As an undergraduate and then a graduate, this was a view which greeted me most days as I went about my studies. On this day there would be flowers and other tributes laid here. Occasionally a tourist would ask me what it was about, and some of them seemed none the wiser (though at least they were better-informed) when I told them it marked the site of the burning of an Archbishop of Canterbury and two other bishops of the Church of England. On one occasion only did I get an answer which surprises me, less now than it did then: “They took the Faith seriously back then, not like now!” It has not ceased to shock me – no one who toils in the blogosphere could be shocked – but it saddens me, not because I am some milquetoast who wants us all to “lurve” one another, but because it brings to mind Byron’s comment in “Don Juan” about “Christians have burned each other, quite persuaded, that all the Apostles would have done as they did.” God is the only just judge, and anyone who thinks that burning someone to death is a sign of how seriously they take their faith should pause and ponder what Jesus might have meant when he said that “For with what judgment ye judge, ye shall be judged: and with what measure ye mete, it shall be measured to you again”. [Matt. 7:2].
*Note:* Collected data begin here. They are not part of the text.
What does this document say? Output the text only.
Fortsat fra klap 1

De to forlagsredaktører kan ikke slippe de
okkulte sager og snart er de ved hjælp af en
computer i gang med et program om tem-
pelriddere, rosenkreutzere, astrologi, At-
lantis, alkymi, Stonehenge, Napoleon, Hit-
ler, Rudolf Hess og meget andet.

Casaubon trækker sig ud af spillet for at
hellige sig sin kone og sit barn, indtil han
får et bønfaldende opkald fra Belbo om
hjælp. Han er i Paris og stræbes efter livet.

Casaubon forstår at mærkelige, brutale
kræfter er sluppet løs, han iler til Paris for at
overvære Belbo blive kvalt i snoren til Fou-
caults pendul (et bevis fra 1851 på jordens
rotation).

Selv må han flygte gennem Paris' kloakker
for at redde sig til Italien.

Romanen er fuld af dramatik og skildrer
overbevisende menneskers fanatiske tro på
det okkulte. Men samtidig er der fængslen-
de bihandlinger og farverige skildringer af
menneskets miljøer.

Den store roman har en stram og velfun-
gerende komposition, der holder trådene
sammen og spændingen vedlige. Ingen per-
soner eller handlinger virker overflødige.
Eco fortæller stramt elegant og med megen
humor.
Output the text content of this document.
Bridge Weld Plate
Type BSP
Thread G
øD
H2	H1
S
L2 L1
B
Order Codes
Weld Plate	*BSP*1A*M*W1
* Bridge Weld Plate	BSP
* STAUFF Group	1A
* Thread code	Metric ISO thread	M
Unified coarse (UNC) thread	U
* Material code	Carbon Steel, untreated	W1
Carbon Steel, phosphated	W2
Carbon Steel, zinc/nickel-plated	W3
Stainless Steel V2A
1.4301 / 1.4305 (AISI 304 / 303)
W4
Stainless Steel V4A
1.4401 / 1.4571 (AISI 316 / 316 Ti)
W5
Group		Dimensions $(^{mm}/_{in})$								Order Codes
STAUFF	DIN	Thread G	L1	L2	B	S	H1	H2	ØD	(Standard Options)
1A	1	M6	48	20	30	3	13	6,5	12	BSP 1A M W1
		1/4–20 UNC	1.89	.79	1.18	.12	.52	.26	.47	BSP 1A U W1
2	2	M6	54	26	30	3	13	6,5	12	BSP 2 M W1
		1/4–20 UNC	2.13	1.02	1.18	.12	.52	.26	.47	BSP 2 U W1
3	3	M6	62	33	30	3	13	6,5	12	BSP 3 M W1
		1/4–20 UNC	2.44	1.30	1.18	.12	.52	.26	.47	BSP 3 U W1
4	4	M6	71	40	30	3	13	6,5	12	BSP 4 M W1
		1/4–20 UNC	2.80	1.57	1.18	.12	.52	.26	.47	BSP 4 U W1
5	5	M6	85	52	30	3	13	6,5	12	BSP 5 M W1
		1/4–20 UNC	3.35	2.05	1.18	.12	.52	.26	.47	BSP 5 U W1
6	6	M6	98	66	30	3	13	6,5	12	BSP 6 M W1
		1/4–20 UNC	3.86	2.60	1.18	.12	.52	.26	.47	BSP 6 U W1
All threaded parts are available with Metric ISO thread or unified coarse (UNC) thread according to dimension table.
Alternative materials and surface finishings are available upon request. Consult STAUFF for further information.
In addition to Bishops Ridley and Latimer, whose burning was on this day in 1555, the more famous Archbishop Cranmer was burned on the same spot six months later, which is why today, in the Church of England calendar is called the memorial of the “Reformations Martyrs”. There were, as any historian can tells you, plenty of Catholic martyrs too, although, perhaps tellingly, it took until 2008 for a small plaque to be erected on Holywell Street in memory of four Roman Catholics — Thomas Belson, Humphrey Prichard, and the priests Richard Yaxley, and George Nichols — who were hanged, drawn, and quartered there in 1589, and beatified as martyrs in 1987. When a memorial was dedicated in 2009 to 23 Catholic and Protestant “Martyrs of the Reformation” in the University Church of St Mary the Virgin, Oxford, there were complaints that this was not what those who had been martyred would have wanted. Perhaps those complaining would have preferred another public burning of a “heretic”, which might well have been what those who were martyred would have wanted?
Violence begat violence, and and whatever one’s view of the English Reformation, and it remains a hotly contested field of scholarship, it was marked by a level of cruelty which to most of us does no service to the name of Jesus or to our common faith, for make no mistake, divided as we are by ecclsiology and history, Anglican or “Roman” Catholic, we share one faith, even as we share a sorry history of intra-communal violence.
None of this is to denigrate the martyrs on both sides, they were men (and women) who paid the ultimate price to stand by their beliefs, but we do their memory no service by continuing to dig ditches and erect barbed-wire to defend positions which a century of ecumenical dialogue has shown need no such defences. As Churchill put it in another context: “Jaw Jaw is better than War War.”
On the 500th anniversary of the Reformation in 2017, the Archbishops of Canterbury and York spoke in the spirit of the fruits of ecumenical dialogue when they spoke firts of the “blessings” of the Reformation:
Amongst much else, these would include clear proclamation of the gospel of grace, the availability of the Bible to all in their own language, and the recognition of the calling of lay people to serve God in the world and in the Church
but also of the:
the lasting damage done five centuries ago to the unity of the Church, in defiance of the clear command of Jesus Christ to unity in love. Those turbulent years saw Christian people pitted against each other, such that many suffered persecution, and even death, at the hands of others claiming to know the same Lord.
Much has been done to try to overcome the resulting legacy of mistrust, and indeed it can seem at times as those the most intense warfare is the internecine sort, where Catholics can be vitriolic about their own Pope and about those Catholics who are vitriolic about him. Maybe we really do learn nothing from history?
The Reformers in the sixteenth century, like later reformers within the Catholic Church, wanted to draw us back to what is at the heart of our faith, and that is the love of God for us, manifested through His Son, Jesus Christ who died for us that we should have life eternal. It is easy, which is why it is done so often, to mock ecumenism as a search for the lowest common denominator, and it may, or may not, be significant that this tendency is often to be found among converts, but properly understood, it is a search for the highest common factor – that the love and sacrifice Jesus made for all who would receive Him, can be made manifest in this vale of tears where we see Him as through a glass darkly, but where the scars of sin run vivid red and orange in the flames which consumed the martyrs.